The end of ‘Mormonism’?

(The Church of Jesus Christ of Latter-day Saints) A seated President Russell M. Nelson delivers a major speech at General Conference on Sunday, Oct. 2, 2022.

When Nelson announced that continuing to use the “Mormon” term was a “major victory for Satan,” critics mocked him, joking that the prophet himself was now a “former Mormon.”

Though the most of the faithful try valiantly to use the full name of the church, or Latter-day Saints when referring to members, it remains a hard sell with scholars, politicians, journalists, even worldwide members.

Members in Russia are uncomfortable calling themselves “Saints,” and others, like retired BYU professor Wilfried Decoo in Belgium, complain that avoiding the Mormon moniker “disrupts easy communication with outsiders and makes it challenging for outsiders to write about the church.”

This edict “does not have nearly the same sway outside the U.S. as inside,” Hosford says, “so ‘Mormon’ in English and other languages is still commonly used.”

Still, Nelson may have an even more ambitious aim — to mold the nearly 200-year-old faith known as Mormonism into something new, something fresh, something that may emerge long after he is gone.

Martins, for one, sees more evolution in the institution.

“His leadership has opened the door,” the sociologist says, “for many additional changes to enter the realm of possibility.”

The current president also keeps hinting that end times are near. Nelson employed “a bold and overtly prophetic, perhaps even ‘apocalyptic’ rhetoric,” Martins says, “when less than one year into his administration he said: ‘Time is running out.’”

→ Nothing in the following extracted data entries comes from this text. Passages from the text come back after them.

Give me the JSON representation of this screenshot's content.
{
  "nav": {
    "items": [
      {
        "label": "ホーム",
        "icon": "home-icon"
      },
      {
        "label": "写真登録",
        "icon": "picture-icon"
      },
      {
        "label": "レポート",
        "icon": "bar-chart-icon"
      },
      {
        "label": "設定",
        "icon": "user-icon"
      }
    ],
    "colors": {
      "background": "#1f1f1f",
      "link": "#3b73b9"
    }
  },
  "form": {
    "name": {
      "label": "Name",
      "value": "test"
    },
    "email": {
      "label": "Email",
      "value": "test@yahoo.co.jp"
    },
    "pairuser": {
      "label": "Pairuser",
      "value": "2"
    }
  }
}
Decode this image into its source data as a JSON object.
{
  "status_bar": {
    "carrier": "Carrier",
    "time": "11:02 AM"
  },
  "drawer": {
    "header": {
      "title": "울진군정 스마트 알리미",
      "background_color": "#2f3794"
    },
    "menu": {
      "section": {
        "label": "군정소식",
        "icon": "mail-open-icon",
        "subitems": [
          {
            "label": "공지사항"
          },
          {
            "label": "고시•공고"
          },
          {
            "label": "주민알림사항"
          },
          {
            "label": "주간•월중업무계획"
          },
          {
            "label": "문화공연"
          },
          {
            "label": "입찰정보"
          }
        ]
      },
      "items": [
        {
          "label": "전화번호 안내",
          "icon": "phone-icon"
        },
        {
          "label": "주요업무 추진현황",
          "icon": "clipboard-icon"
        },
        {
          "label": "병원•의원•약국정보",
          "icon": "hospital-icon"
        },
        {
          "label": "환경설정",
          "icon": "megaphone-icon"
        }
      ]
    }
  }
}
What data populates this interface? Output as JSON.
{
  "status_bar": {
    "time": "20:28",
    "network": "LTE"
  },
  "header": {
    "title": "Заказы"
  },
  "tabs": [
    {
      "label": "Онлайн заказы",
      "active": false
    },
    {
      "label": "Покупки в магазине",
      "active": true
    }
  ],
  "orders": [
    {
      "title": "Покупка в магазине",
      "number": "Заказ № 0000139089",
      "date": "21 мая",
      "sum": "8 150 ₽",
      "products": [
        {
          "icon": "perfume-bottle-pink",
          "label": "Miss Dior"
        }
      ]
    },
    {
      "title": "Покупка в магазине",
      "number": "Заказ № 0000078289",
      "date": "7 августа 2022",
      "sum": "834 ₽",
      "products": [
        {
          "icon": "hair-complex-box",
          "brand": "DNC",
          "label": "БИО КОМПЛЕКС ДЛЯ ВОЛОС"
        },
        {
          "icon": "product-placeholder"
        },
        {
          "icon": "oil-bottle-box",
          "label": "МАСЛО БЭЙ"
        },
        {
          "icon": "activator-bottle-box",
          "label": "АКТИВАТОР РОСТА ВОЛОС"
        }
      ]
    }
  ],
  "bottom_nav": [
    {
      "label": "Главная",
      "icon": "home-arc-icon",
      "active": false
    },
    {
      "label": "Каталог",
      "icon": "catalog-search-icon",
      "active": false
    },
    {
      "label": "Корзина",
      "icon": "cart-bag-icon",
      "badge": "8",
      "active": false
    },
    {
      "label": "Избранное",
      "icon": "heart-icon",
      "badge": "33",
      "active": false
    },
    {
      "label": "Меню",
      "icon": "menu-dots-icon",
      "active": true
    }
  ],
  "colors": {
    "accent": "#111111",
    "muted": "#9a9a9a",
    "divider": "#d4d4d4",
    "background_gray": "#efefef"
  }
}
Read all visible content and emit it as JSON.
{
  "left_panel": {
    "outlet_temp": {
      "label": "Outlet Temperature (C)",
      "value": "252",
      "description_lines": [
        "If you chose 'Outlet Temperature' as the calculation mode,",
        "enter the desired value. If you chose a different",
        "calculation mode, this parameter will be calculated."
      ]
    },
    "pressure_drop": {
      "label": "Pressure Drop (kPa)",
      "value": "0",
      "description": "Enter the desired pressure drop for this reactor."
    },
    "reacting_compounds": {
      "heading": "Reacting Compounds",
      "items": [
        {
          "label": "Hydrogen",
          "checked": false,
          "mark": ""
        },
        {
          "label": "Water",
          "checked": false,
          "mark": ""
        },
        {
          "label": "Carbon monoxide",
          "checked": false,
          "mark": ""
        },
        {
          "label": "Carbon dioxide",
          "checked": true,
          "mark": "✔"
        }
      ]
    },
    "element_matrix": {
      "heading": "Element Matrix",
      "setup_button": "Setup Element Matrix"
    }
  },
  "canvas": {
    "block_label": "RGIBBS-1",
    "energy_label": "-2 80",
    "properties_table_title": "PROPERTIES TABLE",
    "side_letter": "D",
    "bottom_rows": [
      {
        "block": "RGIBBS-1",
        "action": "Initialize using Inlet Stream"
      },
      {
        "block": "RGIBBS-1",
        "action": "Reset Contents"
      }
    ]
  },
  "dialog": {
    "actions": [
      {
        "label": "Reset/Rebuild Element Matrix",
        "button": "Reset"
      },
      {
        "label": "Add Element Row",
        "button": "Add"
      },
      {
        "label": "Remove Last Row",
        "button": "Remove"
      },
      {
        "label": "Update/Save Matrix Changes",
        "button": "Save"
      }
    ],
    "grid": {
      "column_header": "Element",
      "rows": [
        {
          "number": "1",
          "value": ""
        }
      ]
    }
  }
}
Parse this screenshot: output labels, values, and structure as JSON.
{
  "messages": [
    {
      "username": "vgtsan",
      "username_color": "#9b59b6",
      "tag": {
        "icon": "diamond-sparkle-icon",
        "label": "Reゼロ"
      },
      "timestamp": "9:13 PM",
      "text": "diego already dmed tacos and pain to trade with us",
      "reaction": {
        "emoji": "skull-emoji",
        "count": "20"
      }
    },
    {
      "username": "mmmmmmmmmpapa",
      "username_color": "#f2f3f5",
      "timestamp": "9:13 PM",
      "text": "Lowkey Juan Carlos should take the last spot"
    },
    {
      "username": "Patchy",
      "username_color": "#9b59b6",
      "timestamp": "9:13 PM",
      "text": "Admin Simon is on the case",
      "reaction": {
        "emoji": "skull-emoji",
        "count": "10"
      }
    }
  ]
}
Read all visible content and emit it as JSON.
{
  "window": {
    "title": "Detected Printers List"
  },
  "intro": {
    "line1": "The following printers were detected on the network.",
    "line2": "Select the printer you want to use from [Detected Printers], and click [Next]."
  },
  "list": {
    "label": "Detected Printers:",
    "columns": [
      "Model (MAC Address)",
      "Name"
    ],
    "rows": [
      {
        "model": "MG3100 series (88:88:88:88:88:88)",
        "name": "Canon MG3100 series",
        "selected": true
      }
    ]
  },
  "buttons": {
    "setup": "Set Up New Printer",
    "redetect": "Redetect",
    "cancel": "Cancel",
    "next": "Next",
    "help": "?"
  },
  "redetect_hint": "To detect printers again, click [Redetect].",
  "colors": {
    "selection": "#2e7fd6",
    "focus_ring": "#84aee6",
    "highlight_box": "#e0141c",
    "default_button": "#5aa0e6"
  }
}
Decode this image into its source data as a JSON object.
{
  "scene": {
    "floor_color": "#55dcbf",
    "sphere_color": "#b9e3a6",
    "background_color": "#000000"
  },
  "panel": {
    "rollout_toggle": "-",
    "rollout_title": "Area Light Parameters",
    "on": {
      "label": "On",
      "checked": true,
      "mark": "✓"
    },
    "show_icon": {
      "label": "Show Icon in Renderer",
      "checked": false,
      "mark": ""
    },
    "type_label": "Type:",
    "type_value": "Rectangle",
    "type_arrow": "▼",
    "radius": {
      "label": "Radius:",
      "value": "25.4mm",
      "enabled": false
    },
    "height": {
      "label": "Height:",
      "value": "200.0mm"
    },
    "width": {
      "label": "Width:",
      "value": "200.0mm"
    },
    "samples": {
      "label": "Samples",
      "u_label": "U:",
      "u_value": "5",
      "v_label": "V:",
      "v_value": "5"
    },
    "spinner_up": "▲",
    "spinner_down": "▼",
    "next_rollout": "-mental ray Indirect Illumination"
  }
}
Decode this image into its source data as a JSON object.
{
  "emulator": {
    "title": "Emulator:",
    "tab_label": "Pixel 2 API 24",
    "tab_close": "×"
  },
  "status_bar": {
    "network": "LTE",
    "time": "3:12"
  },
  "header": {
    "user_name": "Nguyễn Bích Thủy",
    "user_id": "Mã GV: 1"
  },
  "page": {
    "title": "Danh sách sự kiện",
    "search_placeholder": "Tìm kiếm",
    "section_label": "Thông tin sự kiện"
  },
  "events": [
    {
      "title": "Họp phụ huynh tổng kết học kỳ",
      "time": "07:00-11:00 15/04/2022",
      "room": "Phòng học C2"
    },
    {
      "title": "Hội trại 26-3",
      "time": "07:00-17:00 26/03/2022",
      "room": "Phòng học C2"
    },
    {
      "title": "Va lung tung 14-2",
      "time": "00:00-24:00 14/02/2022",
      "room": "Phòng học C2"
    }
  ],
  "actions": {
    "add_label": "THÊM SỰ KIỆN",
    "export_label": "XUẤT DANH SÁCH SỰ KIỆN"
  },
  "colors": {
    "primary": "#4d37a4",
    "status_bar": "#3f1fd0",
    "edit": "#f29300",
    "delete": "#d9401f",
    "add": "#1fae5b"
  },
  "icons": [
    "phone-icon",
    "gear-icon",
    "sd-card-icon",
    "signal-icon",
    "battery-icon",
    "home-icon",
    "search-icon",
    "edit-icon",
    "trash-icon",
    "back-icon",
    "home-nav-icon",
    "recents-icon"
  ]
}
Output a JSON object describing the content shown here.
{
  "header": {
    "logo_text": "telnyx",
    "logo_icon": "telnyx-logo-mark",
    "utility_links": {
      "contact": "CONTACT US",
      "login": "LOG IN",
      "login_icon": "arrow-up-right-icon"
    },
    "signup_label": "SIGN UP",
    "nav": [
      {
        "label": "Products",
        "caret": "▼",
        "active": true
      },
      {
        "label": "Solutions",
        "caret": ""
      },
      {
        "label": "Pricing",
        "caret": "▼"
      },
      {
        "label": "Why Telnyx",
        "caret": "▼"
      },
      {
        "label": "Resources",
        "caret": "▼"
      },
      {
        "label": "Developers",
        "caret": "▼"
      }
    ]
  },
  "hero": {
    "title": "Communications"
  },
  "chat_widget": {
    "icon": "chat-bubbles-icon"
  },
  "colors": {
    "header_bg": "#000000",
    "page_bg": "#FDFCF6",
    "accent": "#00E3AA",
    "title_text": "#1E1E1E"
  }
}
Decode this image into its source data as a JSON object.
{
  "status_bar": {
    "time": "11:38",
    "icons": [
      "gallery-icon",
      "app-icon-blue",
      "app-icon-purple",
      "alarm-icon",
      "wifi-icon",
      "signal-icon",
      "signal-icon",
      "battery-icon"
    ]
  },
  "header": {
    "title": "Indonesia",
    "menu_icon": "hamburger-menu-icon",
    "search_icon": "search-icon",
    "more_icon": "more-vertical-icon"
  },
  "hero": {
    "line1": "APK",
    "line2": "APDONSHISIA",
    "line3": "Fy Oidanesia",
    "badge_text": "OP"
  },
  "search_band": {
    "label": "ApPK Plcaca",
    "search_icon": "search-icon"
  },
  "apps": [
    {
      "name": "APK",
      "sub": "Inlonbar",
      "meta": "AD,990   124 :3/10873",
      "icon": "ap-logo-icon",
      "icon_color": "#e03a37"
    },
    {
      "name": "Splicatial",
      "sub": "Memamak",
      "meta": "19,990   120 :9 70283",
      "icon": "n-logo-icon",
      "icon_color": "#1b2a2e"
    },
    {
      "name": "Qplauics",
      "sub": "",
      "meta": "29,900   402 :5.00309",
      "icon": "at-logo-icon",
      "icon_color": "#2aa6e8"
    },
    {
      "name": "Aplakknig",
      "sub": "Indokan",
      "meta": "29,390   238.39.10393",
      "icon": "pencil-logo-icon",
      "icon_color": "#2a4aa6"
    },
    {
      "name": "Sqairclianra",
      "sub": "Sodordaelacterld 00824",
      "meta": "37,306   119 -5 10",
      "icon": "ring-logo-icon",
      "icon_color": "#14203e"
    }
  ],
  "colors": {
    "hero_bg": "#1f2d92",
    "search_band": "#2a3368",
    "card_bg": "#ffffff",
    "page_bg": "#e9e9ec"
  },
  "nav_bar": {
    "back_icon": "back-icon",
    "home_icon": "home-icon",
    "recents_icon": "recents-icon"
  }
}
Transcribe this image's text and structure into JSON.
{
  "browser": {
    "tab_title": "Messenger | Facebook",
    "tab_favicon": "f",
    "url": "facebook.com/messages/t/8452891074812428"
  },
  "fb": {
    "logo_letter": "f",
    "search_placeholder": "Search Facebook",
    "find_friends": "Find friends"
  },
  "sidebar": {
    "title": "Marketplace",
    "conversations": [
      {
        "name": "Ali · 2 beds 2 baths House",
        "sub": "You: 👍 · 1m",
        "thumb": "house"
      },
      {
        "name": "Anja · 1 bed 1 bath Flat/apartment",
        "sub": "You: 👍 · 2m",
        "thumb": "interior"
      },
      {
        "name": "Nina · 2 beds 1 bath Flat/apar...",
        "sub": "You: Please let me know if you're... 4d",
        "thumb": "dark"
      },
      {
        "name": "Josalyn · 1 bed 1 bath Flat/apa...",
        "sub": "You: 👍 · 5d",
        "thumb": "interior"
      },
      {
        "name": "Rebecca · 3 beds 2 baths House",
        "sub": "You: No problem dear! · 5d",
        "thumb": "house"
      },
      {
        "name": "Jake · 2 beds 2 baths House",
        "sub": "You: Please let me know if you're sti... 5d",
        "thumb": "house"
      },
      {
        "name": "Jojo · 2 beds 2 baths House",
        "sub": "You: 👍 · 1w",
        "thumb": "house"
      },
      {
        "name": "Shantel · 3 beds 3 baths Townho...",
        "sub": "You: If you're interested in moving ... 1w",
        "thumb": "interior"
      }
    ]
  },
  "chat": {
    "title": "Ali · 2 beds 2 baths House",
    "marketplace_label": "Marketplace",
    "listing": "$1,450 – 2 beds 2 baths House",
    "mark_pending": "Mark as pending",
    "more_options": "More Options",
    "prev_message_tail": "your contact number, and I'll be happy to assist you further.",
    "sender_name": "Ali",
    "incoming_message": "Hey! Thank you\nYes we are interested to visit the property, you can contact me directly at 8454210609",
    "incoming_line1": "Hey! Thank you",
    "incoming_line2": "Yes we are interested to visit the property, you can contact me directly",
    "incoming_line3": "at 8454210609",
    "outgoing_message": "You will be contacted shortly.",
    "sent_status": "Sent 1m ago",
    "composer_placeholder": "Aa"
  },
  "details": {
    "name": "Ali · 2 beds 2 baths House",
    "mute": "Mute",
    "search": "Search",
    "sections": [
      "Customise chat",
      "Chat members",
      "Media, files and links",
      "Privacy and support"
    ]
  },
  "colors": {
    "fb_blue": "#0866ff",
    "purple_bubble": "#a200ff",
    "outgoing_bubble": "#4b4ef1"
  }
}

Or, at the end of 2022, when Nelson declared: “In coming days, we will see the greatest manifestations of the Savior’s power that the world has ever seen.”

As he approaches the century mark, the Latter-day Saint leader may live to see such manifestations or to lead the faithful as they watch and wait.

The president’s conviction that Christ is returning soon may have driven his first five years, Mason says in The Salt Lake Tribune’s latest “Mormon Land” podcast, and could help explain all the temple building.

“He feels a sense of urgency,” the historian says, “... that Jesus is coming, and we have work to do.”

Nelson is “putting ‘latter days,’” Mason says, “back in the Latter-day Saints.”

Emphasis on the “latter.”

(Trent Nelson | The Salt Lake Tribune) Russell M. Nelson embraces family members after a news conference, his first as church president, in the lobby of the Church Office Building in Salt Lake City on Tuesday, Jan. 16, 2018.